Molvær: Ganz bestimmt. Ich stamme halt nicht aus der Bronx. Das Land, in dem man groß geworden ist, die Umgebung, die Landschaft und die Geräusche haben natürlich einen Einfluss auf die Musik, die man spielt.
SPIEGEL ONLINE: Welches Geräusch aus Ihrer Kindheit am Fjord war denn besonders prägend?
Molvær: Das Prasseln des Regens. Wo ich herkomme, trommelt es oft und lange aufs Dach, das kann ich Ihnen sagen. Vielleicht hat auch das mein Rhythmusgefühl beeinflusst.
SPIEGEL ONLINE: Wenn Ihre Eltern früher mit Ihnen nach, sagen wir, Südfrankreich gezogen wären, würden Sie heute eine andere Musik spielen?
Molvær: Ganz bestimmt.
SPIEGEL ONLINE: Wie würde die Trompete von Monsieur Molvær dann klingen?
Molvær: Brasilianischer vielleicht, mit einem Samba-Einschlag. Wie Ibiza, leicht und warm, so eine Art Café-del-Mar-Musik. Aber ich bin froh, dass wir in Norwegen geblieben sind. Auch wenn es für einen Teenager mitunter verdammt langweilig sein kann, in dem hinterletzten Winkel aufzuwachsen. Ich bin allerdings schon während der Schulzeit nach Oslo gegangen, auf ein Internat. Danach habe ich für zwei Jahre eine Musikakademie besucht, im Norden in Trondheim. Aber nach zwei Jahren hatte ich genug und bin nach Oslo zurückgegangen.
SPIEGEL ONLINE: Warum leben Sie heute noch in Norwegen und nicht, wie viele Musikerkollegen, in London oder New York?
Molvær: Ich liebe mein Land. Unser Sozialsystem ist sehr gut, es gibt nicht so große Unterschiede zwischen arm und reich wie vielleicht woanders. Außerdem ist Norwegen ein sehr stilles Land. Ich bin ja viel unterwegs, und Norwegen ist mein Ruhepol, hier kann ich mich am besten entspannen. Es ist still hier und sehr relaxt. Und es gibt viel frische Luft. Ich gehe gern in die Natur, im Sommer jogge ich und im Winter laufe ich Ski, man hat hier wirklich alle Möglichkeiten.
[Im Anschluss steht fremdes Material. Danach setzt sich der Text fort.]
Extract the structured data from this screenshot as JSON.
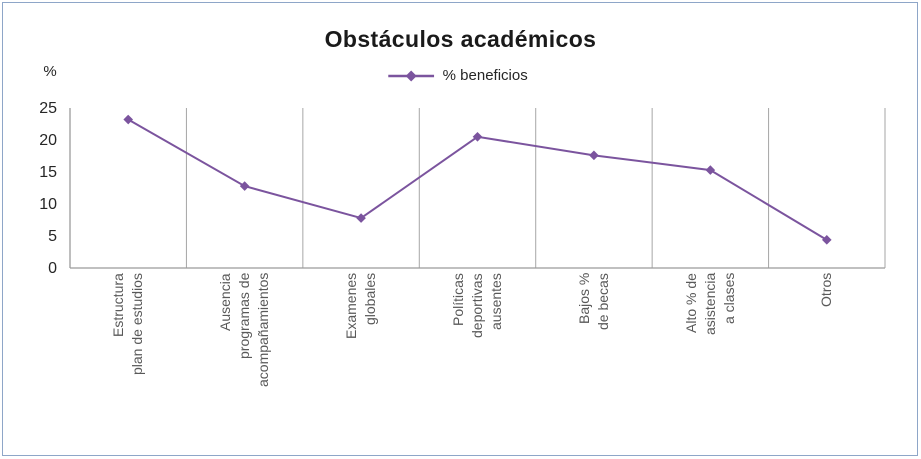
{
  "chart_data": {
    "type": "line",
    "title": "Obstáculos académicos",
    "legend": "% beneficios",
    "y_axis_unit": "%",
    "ylim": [
      0,
      25
    ],
    "yticks": [
      25,
      20,
      15,
      10,
      5,
      0
    ],
    "grid": "vertical-only",
    "legend_position": "top-center",
    "categories": [
      "Estructura\nplan de estudios",
      "Ausencia\nprogramas de\nacompañamientos",
      "Examenes\nglobales",
      "Políticas\ndeportivas\nausentes",
      "Bajos %\nde becas",
      "Alto % de\nasistencia\na clases",
      "Otros"
    ],
    "values": [
      23.2,
      12.8,
      7.8,
      20.5,
      17.6,
      15.3,
      4.4
    ],
    "marker": "diamond"
  },
  "colors": {
    "series": "#7b549e",
    "gridline": "#a6a6a6",
    "axis": "#9b9b9b",
    "tick_label": "#262626",
    "category_label": "#595959",
    "title": "#1a1a1a",
    "frame_border": "#8ea6c8"
  }
}
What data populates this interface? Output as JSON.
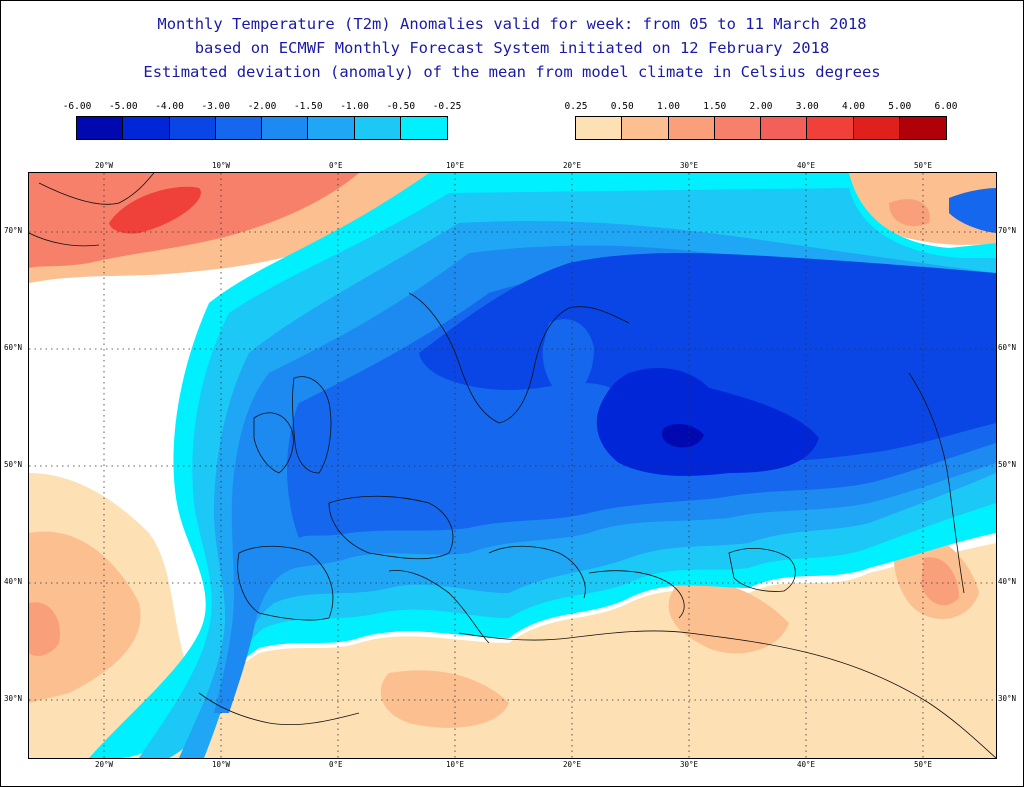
{
  "title": {
    "line1": "Monthly Temperature (T2m) Anomalies valid for week: from 05 to 11 March 2018",
    "line2": "based on ECMWF Monthly Forecast System initiated on 12 February 2018",
    "line3": "Estimated deviation (anomaly) of the mean from model climate in Celsius degrees"
  },
  "legend_negative": {
    "labels": [
      "-6.00",
      "-5.00",
      "-4.00",
      "-3.00",
      "-2.00",
      "-1.50",
      "-1.00",
      "-0.50",
      "-0.25"
    ],
    "colors": [
      "#0008b0",
      "#0026d8",
      "#0a45e6",
      "#1567ee",
      "#1d8af2",
      "#1fa6f4",
      "#1bc8f6",
      "#00f0ff"
    ]
  },
  "legend_positive": {
    "labels": [
      "0.25",
      "0.50",
      "1.00",
      "1.50",
      "2.00",
      "3.00",
      "4.00",
      "5.00",
      "6.00"
    ],
    "colors": [
      "#fde0b4",
      "#fbbf90",
      "#f9a07a",
      "#f6806a",
      "#f3605a",
      "#f0403a",
      "#e0201c",
      "#b00008"
    ]
  },
  "map": {
    "lon_labels": [
      "20°W",
      "10°W",
      "0°E",
      "10°E",
      "20°E",
      "30°E",
      "40°E",
      "50°E"
    ],
    "lat_labels": [
      "70°N",
      "60°N",
      "50°N",
      "40°N",
      "30°N"
    ]
  }
}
SPIEGEL ONLINE: Wo genau leben Sie denn heute?
Molvær: Ganz in der Nähe von Oslo. Bugge Wesseltoft wohnt gleich nebenan, nur 250 Meter entfernt.
SPIEGEL ONLINE: Treffen Sie sich da am Gartenzaun auf ein Bier und tauschen Musiker-Klatsch aus?
Molvær: Wir treffen uns natürlich, und wir erzählen uns auch das eine oder andere. Aber nicht am Gartenzaun, da ist gar kein Zaun.